Mystery of the Month – The Hidden Hours

I’ve been searching for a book like The Hidden Hours by Sara Foster. It has all the elements of a cracking mystery – a dead body in the first chapter, a vulnerable protagonist you’re not sure if you can trust, a list of dubious murder suspects and my favourite possible setting for a murder mystery – London.

The Hidden Hours is the fifth psychological suspense novel from bestselling author Sara Foster. Her third novel Shallow Breath was long listed for the 2013 Davitt Award and having previously worked as an editor, Foster knows how to craft a compelling story.

Her world is beginning to unravel, pulling at the threads that bind the husk of her nine-year-old self, exposing the cruel edges of all that the years have failed to smother.”

Eleanor Brennan is a troubled woman in her early twenties with a habit of blocking traumatic events from her memory, including a horrifying scene from her childhood. Unfortunately for Eleanor, she’s just become embroiled in another shocking incident – the murder of glamorous marketing director, Arabella Lane.

Having recently moved to London from Australia, Eleanor hopes to start her life anew. She lives with her uncle, Ian and his wife, the formidable Susan, who gets her a job temping at Parker & Lane, the publishing company of which she is CEO. Eleanor is unsure of her aunt and uncle, aware of friction between the two, but develops a fondness for their daughters, Naeve and Savannah.

Desperate to fit in, Eleanor attends the Parker & Lane Christmas party. But the morning after, its employees are informed that Arabella Lane’s body has been dragged out of the Thames.

Eleanor knows she spoke to Arabella at the party. But she can’t be sure about anything that happened after Arabella slipped something into her drink.
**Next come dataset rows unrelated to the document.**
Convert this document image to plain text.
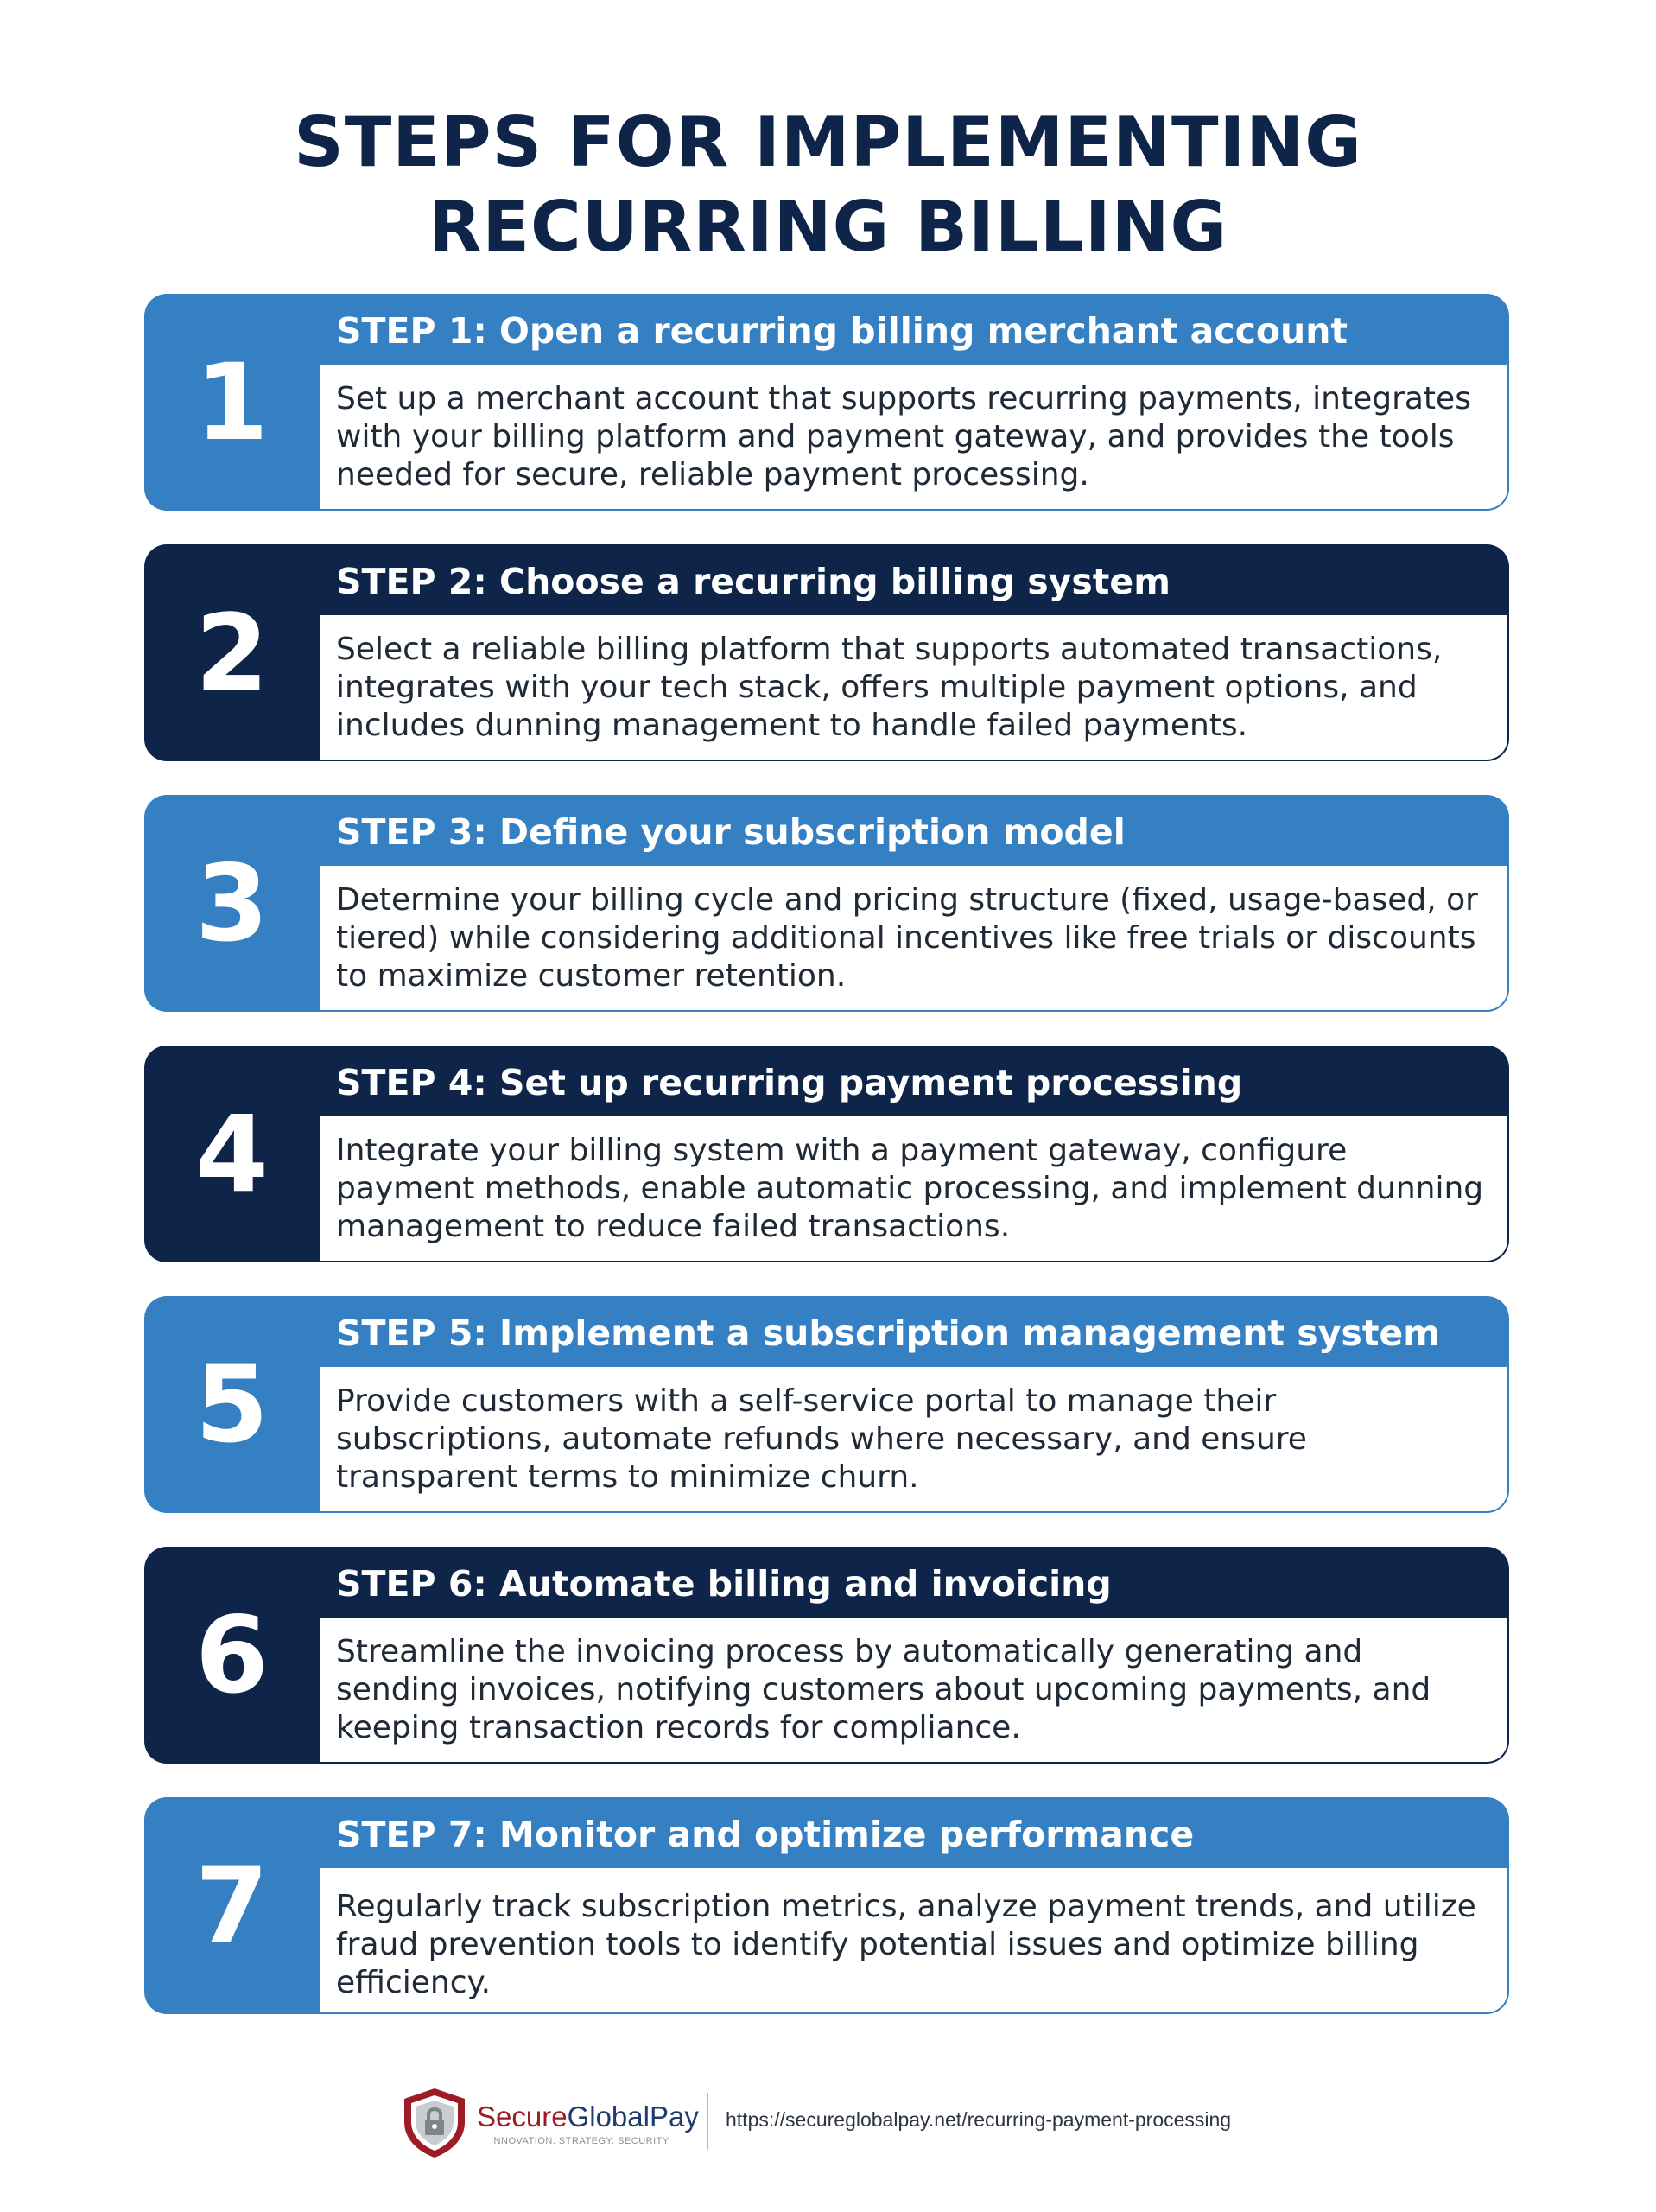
STEPS FOR IMPLEMENTING
RECURRING BILLING
1
STEP 1: Open a recurring billing merchant account

Set up a merchant account that supports recurring payments, integrates with your billing platform and payment gateway, and provides the tools needed for secure, reliable payment processing.

2
STEP 2: Choose a recurring billing system

Select a reliable billing platform that supports automated transactions, integrates with your tech stack, offers multiple payment options, and includes dunning management to handle failed payments.

3
STEP 3: Define your subscription model

Determine your billing cycle and pricing structure (fixed, usage-based, or tiered) while considering additional incentives like free trials or discounts to maximize customer retention.

4
STEP 4: Set up recurring payment processing

Integrate your billing system with a payment gateway, configure payment methods, enable automatic processing, and implement dunning management to reduce failed transactions.

5
STEP 5: Implement a subscription management system

Provide customers with a self-service portal to manage their subscriptions, automate refunds where necessary, and ensure transparent terms to minimize churn.

6
STEP 6: Automate billing and invoicing

Streamline the invoicing process by automatically generating and sending invoices, notifying customers about upcoming payments, and keeping transaction records for compliance.

7
STEP 7: Monitor and optimize performance

Regularly track subscription metrics, analyze payment trends, and utilize fraud prevention tools to identify potential issues and optimize billing efficiency.

SecureGlobalPay
INNOVATION. STRATEGY. SECURITY
https://secureglobalpay.net/recurring-payment-processing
“She squeezes her eyes shut and replays the evening again. She tries to fill in more of the night, but the harder she chases the memories, the faster they run until everything is dark and empty. The void is terrifying.”

As with all good fictional murder victims, Arabella was ‘livin’ la vida loca’. Drugs, affairs, strained relationships – lots of people had a reason for wanting Arabella dead. But could Eleanor be in some way responsible? And if she isn’t, then why does she have something of Arabella’s – something personal and important – in her handbag?

The narrative switches between two time lines – Eleanor’s childhood in Australia in 2004 and 2005, which begins just over a quarter of the way through the story, and the current timeline in London in 2016. As a child, Eleanor and her increasingly distant older brother, Aiden, are living in a shed with their parents while her enthusiastic and “relentlessly positive” father builds them a house from scratch on a perfect square of bushland.

Eleanor is haunted by these memories from her childhood, as a lonely and friendless young girl. The relationship between her father and mother is eroding, her absent brother gets mixed up with the wrong crowd and then there’s Solomon – the mysterious old widower living on the next property, who takes an interest in Eleanor’s sketching.

The reader really wants to know – what happened to Eleanor when she was a child? Who killed Arabella? But Sara Foster isn’t ready to tell us yet. Information is drip fed, chapter by chapter, dragging out the tension so the reader is filled with a sense of dread and unease, and compelled to keep turning those pages.

“Things are turning full circle, she can feel it: the ground is unsteady, as though the world is about to shift again. Something is coming. She needs to be vigilant. She needs to be ready.”

The Hidden Hours is really a story about Eleanor and the two major crises that happen in her life – one in the past and one in the present. Both timelines are written in present tense, highlighting how the events of Eleanor’s past still affect her in the present.

At times Eleanor is so vulnerable she almost becomes frustrating, but it’s hard not to feel sorry for her, particularly her awkward desperation at the Christmas party – everyone around her is talking and laughing while “she could feel herself slowly sinking away from them, invisible, despite every inch of her straining to fit in.” Every introvert who’s gone stag to a party will know how Eleanor feels in this moment.

Sara Foster builds a three dimensional world for the story by starting each chapter with short anecdotes from the point of view of other characters connected to Arabella – a doorman at the hotel where Arabella took her lovers, the chief pathologist, passers-by who saw Arabella the night she died, her drug dealer, and the paparazzi.

Eleanor’s relationships with those around her are believable, including a tentative flirtation with Parker & Lane art director Will Clayton, and with her cousins, particularly astute Naeve in whom Eleanor sees some of herself, drawing parallels between Naeve’s relationship with Ian and Eleanor’s tenuous relationship with her own father.

I’m always impressed when I’m wrong about the identity of the killer. Even as the story neared its conclusion and the list of suspects had dwindled, I was still surprised when Eleanor’s hidden hours were finally revealed.

The Hidden Hours by Sara Foster is published by Simon & Schuster.